Fluid, electrolyte, imbalances
Introduction
Overview of objectives for session: fluid electrolytes, rehydration, complications, blood products, and nurse's role.
Electrolytes
Definition: Minerals measured in urine, blood, and tissues.
Key Electrolytes: Potassium, sodium, magnesium, phosphorus.
Sources: Naturally occurring in body; obtained from food and drinks.
Testing: Physicians often order CMP (Complete Metabolic Panel) or BMP (Basic Metabolic Panel) to evaluate electrolytes.
Functions of Electrolytes
Maintain water volume in the body.
Help with pH balance (acid-base balance).
Facilitate nutrient absorption and waste removal from cells.
Support functioning of heart, muscles, nerves, and brain.
Significance of balance: High or low levels cause symptoms and complications.
Dehydration and Water Loss
Water Composition: Average person: 50-70% water by weight.
Males ~60%, Females ~54%, Infants ~70%.
Consequences of Dehydration: Leads to tachycardia, tachypnea, confusion, headaches, kidney stones.
Causes of Water Loss: Urine excretion, vomiting, diarrhea, sweating.
Homeostasis: Body works to maintain balance of water and electrolytes.
Thirst Mechanism
Triggered by serum osmolality and decrease in body fluid volume.
Antidiuretic Hormone (ADH): Increases water reabsorption, decreases urine excretion, aiding fluid retention.
Osmosis: Movement of water across cell membranes from low to high solute concentration.
Electrolyte Imbalances
Causes: Dehydration, medications, kidney/liver/heart disorders, incorrect IV fluids.
Potassium and Sodium: Often monitored together; potassium is critical for heart function.
High alert medications: Potassium (high risk if administered incorrectly).
Normal Electrolyte Values
Potassium: 3.5 - 5.0 mEq/L
Sodium: 135 - 145 mEq/L
Calcium: 8.5 - 10.5 mg/dL
Magnesium: 1.8 - 2.2 mg/dL
Important to recognize normal ranges for treatment decisions.
Potassium
Critical for nerve and muscle cell function, including heart muscle.
Excretion: 90% through kidneys, also through sweat and GI tract.
Hypokalemia: < 3.5 mEq/L
Hyperkalemia: > 5.0 mEq/L
Risks associated with administration: potential for cardiac arrest if given incorrectly.
Sodium
Prevalent electrolyte that regulates nerve and muscle function and blood pressure.
Ingested through food, primarily excreted via urine and sweat.
Low sodium diets limited to <2000 mg/day.
Calcium
Essential for strong bones/teeth and muscle function.
Majority stored in bones; absorption dependent on Vitamin D levels.
Deficiency Risk: Increased in older adults, especially post-menopause (osteoporosis risk).
Signs of Electrolyte Deficiency
Trousseau's Sign: Twitching from tapping facial nerve (hypocalcemia).
Chvostek's Sign: Spasm after blood pressure cuff applied (low calcium indicator).
Magnesium
Essential for nerve and muscle function, blood pressure regulation, and blood sugar control.

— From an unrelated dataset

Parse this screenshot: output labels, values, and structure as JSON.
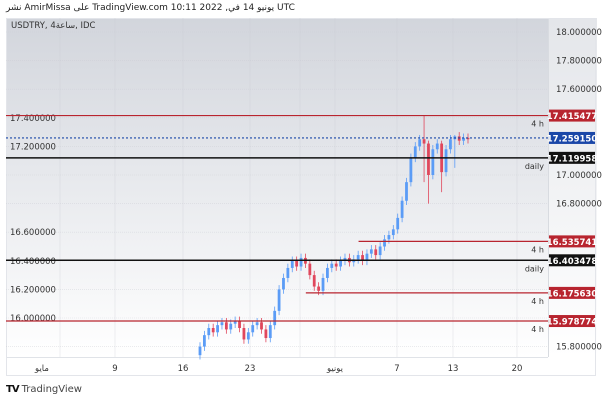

Normal range: 1.3 - 2.1 mEq/L.
Hypovolemia vs. Dehydration
Hypovolemia: Decreased volume of fluid in the vascular system (can be fluid loss or electrolyte loss).
Dehydration: General depletion of body fluid.

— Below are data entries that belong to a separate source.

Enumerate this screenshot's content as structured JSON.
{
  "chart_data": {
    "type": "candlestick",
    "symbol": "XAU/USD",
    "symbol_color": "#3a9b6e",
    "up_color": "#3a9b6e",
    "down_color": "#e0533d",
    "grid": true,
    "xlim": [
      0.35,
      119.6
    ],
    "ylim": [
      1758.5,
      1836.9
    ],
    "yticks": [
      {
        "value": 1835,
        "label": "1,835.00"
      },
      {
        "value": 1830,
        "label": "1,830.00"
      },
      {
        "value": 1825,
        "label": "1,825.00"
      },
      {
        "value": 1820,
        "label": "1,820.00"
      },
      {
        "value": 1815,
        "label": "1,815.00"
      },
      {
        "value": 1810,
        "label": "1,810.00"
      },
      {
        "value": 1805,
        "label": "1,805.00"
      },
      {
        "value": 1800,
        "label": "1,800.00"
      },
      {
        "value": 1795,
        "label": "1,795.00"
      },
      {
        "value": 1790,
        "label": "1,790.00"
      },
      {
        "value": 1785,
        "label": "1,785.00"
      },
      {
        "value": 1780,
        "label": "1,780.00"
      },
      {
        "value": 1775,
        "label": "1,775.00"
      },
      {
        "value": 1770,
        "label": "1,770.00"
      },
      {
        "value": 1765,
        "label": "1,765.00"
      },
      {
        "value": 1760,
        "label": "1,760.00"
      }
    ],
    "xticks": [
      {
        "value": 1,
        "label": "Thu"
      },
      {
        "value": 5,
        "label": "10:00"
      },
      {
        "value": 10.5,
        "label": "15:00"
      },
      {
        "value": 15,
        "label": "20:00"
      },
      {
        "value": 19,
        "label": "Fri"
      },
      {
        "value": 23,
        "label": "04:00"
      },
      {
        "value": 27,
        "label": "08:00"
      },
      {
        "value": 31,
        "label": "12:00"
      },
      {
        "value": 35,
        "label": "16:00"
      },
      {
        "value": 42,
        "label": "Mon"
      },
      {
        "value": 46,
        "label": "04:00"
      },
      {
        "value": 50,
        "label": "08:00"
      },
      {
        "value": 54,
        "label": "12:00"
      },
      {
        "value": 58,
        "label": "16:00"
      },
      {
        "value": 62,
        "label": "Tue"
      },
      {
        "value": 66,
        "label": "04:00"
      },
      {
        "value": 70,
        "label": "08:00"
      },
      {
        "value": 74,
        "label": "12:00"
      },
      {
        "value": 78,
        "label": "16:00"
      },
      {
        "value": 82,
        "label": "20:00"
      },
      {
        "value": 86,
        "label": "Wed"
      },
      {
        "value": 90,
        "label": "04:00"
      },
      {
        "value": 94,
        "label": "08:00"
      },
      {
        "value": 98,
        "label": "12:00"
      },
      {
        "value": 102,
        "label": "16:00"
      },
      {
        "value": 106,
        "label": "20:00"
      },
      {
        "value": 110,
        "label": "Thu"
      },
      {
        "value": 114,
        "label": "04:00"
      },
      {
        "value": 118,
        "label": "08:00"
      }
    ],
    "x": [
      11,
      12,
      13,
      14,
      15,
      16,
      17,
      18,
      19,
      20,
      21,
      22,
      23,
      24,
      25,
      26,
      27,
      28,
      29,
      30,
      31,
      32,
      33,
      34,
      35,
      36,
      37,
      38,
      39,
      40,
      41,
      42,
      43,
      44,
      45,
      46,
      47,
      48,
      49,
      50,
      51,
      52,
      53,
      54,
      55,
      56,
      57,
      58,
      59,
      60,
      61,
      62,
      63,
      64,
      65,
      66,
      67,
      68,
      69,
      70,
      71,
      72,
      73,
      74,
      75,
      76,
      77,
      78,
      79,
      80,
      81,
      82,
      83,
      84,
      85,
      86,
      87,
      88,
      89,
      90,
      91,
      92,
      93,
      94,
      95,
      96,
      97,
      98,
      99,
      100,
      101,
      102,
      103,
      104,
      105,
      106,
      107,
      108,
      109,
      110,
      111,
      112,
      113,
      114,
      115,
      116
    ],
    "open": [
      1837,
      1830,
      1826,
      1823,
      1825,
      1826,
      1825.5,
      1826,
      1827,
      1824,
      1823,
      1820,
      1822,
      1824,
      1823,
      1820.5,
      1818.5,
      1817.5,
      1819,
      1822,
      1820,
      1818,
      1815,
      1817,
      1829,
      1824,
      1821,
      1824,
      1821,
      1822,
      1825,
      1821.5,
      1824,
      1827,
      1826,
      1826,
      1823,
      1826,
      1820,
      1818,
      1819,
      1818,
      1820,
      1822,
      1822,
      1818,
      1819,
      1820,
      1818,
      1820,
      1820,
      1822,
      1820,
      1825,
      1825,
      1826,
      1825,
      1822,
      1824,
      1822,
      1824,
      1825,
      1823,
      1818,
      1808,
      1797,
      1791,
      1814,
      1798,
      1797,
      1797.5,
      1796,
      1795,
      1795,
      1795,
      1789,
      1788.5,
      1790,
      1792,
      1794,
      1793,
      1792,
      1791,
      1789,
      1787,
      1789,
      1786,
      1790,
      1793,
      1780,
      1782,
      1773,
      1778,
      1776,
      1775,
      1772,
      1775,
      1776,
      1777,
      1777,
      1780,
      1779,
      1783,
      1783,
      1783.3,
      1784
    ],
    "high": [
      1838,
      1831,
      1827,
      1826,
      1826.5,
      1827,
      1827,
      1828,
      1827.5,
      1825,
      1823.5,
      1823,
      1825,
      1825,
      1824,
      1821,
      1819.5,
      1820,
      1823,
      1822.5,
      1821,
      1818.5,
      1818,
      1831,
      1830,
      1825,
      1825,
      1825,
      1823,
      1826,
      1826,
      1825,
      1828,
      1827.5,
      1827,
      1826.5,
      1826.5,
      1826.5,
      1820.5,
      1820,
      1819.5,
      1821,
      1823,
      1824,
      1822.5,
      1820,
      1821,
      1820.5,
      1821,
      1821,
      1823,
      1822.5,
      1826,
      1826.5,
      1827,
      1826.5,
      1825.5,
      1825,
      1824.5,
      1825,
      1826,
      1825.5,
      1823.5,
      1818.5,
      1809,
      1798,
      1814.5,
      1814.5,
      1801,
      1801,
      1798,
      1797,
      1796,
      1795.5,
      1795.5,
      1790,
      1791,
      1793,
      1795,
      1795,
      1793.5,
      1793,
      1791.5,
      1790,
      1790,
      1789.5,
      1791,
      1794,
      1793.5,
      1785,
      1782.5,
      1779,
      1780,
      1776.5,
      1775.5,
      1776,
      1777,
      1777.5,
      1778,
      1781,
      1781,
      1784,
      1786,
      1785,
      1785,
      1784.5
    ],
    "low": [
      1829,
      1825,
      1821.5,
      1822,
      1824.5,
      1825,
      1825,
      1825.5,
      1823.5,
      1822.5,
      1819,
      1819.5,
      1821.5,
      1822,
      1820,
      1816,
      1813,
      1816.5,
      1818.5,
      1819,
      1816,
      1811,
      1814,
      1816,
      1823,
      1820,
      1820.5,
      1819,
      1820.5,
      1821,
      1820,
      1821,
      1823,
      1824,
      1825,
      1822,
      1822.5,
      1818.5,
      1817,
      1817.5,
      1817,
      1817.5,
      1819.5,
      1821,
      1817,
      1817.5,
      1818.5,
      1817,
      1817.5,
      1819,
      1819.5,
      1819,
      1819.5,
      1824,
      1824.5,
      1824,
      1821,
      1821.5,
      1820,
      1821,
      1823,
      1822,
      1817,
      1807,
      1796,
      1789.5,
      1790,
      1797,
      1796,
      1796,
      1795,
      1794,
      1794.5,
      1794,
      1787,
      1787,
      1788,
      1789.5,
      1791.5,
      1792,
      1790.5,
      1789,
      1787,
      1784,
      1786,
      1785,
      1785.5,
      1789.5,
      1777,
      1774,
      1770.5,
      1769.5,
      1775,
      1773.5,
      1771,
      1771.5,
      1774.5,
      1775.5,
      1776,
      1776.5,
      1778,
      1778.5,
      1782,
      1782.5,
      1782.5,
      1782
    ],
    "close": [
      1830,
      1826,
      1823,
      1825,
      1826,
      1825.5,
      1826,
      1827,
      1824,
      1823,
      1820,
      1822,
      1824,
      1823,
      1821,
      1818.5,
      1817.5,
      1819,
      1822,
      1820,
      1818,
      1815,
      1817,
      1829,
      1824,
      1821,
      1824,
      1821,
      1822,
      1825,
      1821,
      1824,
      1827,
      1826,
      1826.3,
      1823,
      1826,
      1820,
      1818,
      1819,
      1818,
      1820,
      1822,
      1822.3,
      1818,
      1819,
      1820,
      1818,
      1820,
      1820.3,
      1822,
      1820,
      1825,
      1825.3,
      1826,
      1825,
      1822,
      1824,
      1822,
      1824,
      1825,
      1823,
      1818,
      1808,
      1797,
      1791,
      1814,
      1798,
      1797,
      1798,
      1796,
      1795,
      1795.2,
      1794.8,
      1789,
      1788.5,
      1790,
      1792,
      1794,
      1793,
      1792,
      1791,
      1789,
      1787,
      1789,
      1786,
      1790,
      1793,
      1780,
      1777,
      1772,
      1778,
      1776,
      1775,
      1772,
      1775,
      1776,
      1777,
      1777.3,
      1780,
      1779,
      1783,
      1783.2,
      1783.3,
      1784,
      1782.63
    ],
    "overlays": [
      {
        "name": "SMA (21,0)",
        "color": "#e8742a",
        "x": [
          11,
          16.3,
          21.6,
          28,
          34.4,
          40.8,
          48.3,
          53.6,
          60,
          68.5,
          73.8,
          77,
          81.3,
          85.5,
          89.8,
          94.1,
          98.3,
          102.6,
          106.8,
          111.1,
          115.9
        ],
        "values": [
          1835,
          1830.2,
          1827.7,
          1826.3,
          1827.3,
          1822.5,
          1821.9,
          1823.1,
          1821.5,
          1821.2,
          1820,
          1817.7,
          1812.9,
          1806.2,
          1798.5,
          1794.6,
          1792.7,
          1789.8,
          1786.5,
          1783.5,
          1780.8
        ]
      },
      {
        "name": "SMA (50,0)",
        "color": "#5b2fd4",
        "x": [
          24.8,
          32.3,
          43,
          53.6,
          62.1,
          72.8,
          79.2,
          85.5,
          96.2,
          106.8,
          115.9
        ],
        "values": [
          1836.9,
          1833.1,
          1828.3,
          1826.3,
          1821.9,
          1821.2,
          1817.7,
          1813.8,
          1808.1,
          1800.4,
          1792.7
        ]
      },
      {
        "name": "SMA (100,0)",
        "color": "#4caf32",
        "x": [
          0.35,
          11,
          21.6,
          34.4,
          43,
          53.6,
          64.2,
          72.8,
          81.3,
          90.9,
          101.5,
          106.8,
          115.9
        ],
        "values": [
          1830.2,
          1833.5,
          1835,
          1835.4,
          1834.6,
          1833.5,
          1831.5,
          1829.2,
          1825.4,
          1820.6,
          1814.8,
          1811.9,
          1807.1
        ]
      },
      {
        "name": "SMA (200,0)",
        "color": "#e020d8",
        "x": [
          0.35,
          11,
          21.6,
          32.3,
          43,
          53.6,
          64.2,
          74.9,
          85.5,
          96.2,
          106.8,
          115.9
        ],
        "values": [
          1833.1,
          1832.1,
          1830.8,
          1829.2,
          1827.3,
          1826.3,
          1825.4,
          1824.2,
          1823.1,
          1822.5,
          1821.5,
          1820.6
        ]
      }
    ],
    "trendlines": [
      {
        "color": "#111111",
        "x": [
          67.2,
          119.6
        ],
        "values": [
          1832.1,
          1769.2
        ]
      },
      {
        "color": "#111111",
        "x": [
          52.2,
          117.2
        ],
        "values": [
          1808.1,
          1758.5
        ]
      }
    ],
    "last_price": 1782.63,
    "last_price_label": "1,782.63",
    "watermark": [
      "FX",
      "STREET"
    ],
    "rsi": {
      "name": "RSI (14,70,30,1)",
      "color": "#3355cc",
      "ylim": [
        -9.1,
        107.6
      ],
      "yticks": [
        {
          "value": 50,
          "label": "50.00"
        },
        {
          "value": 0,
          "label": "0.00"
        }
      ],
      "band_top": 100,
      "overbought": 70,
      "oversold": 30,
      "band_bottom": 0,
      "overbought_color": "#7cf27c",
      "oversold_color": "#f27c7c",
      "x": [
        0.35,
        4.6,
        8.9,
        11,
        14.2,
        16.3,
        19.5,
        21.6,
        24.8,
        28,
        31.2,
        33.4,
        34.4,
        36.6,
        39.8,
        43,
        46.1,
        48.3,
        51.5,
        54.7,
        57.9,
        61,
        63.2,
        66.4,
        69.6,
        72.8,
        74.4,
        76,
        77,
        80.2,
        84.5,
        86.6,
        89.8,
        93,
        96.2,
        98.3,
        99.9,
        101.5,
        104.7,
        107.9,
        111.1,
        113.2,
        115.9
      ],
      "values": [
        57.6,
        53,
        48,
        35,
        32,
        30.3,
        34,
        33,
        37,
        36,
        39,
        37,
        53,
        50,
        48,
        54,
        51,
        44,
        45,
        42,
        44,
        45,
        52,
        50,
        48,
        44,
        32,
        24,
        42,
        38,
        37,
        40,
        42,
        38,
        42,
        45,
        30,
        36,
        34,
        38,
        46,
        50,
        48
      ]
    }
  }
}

Warning signs include changes in consciousness, vital signs (increased heart rate, decreased blood pressure).
Hypervolemia
Excess fluid (causes: heart failure, kidney failure, excess IV fluids).
Signs: fluid overload, edema, altered lung sounds, shortness of breath, elevated blood pressure.

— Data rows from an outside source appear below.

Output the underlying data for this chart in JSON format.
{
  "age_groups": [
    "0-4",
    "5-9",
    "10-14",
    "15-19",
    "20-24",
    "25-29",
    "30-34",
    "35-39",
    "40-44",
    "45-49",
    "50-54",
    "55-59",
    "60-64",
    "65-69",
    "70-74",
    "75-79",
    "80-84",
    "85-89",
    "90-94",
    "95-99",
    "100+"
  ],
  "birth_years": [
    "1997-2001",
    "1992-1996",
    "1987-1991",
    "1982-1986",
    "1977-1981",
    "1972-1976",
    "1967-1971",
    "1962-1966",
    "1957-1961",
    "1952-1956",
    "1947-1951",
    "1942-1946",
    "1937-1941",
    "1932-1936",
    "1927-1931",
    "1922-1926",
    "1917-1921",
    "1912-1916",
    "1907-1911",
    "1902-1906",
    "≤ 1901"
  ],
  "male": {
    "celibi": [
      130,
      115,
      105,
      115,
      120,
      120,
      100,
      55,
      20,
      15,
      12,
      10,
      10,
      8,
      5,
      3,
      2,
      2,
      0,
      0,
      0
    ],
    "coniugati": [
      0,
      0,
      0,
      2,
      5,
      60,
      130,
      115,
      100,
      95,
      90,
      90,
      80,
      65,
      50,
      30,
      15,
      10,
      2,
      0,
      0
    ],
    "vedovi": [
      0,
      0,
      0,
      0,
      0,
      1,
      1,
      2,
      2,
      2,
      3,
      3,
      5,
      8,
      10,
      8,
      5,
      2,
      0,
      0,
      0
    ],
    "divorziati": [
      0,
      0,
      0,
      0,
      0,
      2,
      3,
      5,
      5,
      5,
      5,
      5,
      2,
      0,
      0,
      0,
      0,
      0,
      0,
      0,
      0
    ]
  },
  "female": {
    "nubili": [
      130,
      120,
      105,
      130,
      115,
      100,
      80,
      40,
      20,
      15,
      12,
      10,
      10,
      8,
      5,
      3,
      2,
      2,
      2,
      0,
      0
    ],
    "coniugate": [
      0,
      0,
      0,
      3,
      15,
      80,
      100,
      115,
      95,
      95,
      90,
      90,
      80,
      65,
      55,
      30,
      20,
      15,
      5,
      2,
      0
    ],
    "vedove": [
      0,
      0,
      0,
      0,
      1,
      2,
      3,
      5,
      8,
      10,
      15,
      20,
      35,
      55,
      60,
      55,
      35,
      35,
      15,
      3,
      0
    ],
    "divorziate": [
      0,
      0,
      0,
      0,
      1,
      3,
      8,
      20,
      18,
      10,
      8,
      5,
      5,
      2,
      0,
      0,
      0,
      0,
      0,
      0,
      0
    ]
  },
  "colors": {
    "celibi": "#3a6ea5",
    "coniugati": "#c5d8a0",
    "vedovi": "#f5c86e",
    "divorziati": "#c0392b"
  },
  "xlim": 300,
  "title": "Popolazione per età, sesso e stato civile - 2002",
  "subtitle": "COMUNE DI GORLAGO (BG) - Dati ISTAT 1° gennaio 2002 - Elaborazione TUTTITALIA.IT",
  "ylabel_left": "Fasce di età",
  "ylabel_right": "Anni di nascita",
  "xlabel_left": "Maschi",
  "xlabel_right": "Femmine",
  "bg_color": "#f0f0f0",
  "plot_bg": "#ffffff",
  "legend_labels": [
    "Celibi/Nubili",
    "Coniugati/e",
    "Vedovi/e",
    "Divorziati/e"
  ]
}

Nursing Interventions for Rehydration
Start with oral rehydration (glucose and electrolytes).
IV Fluid Types:
Hypotonic: e.g., 0.45% saline – treats hypernatremia.
Hypertonic: e.g., 3% saline – volume expansion, treat hypoglycemia.
Isotonic: e.g., Lactated Ringer's, normal saline to provide hydration.
Blood Products in Treatment
Blood loss replacement may require:
Packed Red Blood Cells (PRBCs): For surgery, trauma, anemia.
Whole Blood: Rarely used; severe cases only.
Plasma: Contains clotting factors, given for trauma, burns, shock.
Can be stored up to a year.
Intake and Output Monitoring
Intake: Oral and IV fluids.
Output: Urine, vomit, sweat.
Should be recorded regularly and accurately as per facility protocol.
Conclusion
Reiterate the importance of electrolyte balance, hydration, and nursing intervention strategies.